A student’s dream to attend West Point is achieved


Photo courtesy of Allison Strasius

Sabrina Catalan

On May 10, 2017, Justin Ortiz, a senior at Miami Palmetto Senior High, accepted his certificate of appointment from the United States Military Academy at West Point. It was a big achievement for Ortiz, who had been looking to attend West Point since he was in the seventh grade.
“This is just something that I have always wanted to do,” Ortiz said.
With a 10 percent acceptance rate, it is clear that getting admitted into West Point is no easy task.
“You need to show that you are academically qualified, that you have shown leadership, and that you are physically fit,” West Point alumni Chad Maxey said. “And [Ortiz] was exactly what we were looking for.”

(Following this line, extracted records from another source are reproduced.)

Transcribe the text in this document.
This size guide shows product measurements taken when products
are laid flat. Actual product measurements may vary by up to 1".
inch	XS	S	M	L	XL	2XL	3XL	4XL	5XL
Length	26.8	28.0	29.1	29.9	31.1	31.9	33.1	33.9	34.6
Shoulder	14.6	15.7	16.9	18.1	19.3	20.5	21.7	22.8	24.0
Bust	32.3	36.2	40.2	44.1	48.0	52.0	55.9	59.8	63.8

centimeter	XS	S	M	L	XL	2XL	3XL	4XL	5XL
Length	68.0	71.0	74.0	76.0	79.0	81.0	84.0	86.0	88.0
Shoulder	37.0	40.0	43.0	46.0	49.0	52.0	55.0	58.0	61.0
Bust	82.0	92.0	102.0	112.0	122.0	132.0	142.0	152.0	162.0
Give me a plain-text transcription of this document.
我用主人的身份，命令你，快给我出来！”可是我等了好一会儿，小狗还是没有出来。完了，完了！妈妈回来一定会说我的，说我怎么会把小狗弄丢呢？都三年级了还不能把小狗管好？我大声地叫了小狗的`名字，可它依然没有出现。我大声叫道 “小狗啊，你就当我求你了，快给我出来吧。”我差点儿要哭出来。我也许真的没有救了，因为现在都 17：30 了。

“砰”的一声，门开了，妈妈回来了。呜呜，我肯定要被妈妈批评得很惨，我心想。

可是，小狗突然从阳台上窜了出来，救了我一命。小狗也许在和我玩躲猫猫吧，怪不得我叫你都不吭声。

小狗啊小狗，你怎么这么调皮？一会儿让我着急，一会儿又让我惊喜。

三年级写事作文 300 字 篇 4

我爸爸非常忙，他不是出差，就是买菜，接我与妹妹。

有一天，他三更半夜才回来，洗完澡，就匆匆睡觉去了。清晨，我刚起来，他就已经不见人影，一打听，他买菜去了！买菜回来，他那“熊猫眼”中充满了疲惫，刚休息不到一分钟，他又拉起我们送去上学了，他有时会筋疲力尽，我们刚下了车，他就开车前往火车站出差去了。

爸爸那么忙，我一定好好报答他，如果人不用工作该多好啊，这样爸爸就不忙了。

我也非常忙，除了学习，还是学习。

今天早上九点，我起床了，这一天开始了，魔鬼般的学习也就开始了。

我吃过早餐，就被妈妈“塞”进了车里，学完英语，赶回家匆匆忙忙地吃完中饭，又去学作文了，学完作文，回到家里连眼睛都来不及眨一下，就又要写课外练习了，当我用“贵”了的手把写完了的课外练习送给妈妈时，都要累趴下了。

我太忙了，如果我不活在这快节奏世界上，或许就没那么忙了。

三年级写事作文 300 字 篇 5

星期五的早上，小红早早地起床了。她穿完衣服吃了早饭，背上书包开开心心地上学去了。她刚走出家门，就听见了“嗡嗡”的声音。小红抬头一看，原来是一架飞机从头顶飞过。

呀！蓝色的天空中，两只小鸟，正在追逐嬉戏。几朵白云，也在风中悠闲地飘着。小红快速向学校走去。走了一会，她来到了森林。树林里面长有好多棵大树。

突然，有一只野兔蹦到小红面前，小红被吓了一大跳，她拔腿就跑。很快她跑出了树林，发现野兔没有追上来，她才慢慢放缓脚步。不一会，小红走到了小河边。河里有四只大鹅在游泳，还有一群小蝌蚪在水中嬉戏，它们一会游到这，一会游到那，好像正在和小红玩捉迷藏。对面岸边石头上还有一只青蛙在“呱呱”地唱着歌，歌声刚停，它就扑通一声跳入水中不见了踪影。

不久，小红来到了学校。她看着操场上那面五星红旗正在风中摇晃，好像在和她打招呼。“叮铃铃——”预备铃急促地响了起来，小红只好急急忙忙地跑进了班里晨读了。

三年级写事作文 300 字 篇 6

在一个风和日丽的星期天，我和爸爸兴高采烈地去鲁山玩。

Throughout high school, Ortiz worked hard to maintain an excellent GPA. He was involved in sports, such as wrestling and track, to keep himself active and fit. As an Eagle Scout, which is the highest rank in the Boy Scouting Program, Ortiz also displayed leadership skills. One of Ortiz’s biggest leadership roles pertained to a community service project he had organized called “Just-In-Time,” which helps raise school supplies for children in need at the start of each academic year.
When it came to the physical fitness exam of the application, Ortiz explained to Maxey that he wanted to improve his scores. Together, the two came up with a fitness plan, and three weeks later Ortiz’s scores improved by 25 percent.

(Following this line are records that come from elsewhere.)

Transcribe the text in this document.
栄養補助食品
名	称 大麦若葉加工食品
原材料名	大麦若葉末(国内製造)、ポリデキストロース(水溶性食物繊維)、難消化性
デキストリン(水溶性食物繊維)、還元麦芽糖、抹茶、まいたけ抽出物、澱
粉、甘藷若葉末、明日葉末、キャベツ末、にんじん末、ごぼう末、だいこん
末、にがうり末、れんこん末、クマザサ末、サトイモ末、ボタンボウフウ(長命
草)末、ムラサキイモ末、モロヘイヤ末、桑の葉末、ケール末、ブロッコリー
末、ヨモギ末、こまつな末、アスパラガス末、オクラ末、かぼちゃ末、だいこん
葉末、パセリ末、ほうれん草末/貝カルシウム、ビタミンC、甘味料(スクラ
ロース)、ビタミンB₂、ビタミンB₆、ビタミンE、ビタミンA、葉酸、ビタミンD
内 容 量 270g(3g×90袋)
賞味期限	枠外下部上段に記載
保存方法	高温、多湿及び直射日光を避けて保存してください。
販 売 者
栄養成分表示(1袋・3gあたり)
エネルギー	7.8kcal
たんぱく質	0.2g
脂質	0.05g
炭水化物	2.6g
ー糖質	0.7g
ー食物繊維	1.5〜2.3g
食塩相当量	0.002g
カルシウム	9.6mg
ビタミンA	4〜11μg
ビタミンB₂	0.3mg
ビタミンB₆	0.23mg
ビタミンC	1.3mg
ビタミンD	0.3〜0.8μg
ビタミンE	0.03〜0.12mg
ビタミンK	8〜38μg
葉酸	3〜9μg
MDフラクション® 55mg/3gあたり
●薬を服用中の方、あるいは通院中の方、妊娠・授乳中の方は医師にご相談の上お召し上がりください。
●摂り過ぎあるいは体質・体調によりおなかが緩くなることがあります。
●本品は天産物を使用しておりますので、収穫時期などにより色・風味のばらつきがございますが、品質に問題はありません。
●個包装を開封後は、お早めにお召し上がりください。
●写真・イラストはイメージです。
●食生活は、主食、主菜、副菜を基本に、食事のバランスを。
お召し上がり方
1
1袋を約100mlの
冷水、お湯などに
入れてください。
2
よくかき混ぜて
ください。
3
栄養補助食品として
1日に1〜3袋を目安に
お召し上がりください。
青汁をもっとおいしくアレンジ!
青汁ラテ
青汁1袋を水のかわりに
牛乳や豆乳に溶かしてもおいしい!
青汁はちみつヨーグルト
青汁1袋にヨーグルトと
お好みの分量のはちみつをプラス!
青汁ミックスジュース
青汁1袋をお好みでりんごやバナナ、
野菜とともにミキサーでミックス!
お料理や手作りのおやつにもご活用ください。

“That showed me everything I needed to know,” Maxey said. “[Ortiz] was the type of person who wanted to go to West Point. He had that tenacity and I knew he was going to be able to get the job done.”
Ortiz’s school counselor, Lisa Mallard, knows that Ortiz put forth his maximum effort to get into West Point, and she admires him for that.
“We are excited and very proud of him,” Mallard said. “He is a wonderful member of our school and the community.”
Ortiz’s parents, Jorge and Terri Ortiz, are also extremely proud, but are naturally experiencing some bittersweet emotions.
“Obviously, I am very proud of him. This is an amazing opportunity,” Jorge Ortiz said. “But at the same time, like any parent, I’m concerned that I’m sending my kid off into a military environment that is going to be tough. You get a little nervous.”
Hesitation aside, Ortiz’s parents said that they chose to support their son because they knew that going to West Point had been a lifelong dream of his.
“It’s his journey,” Ortiz said . “It’s what he wants. I remember him being in middle school, and I’m going to mailbox and I pull out information from West Point. He was in seventh grade and he was already calling up and asking for information.”
Upon also visiting various other military academies, Ortiz said that he knew he wanted to attend West Point the moment he got onto the campus.
“When I was there, the environment just felt right,” Ortiz said.
Starting this summer, Ortiz’s journey at West Point will begin with a session of intense military training. Then, he will begin working to obtain his Bachelor’s degree in Science, which will be fully funded by the United States Army. Ortiz is very interested in life sciences and aspires to become a doctor one day.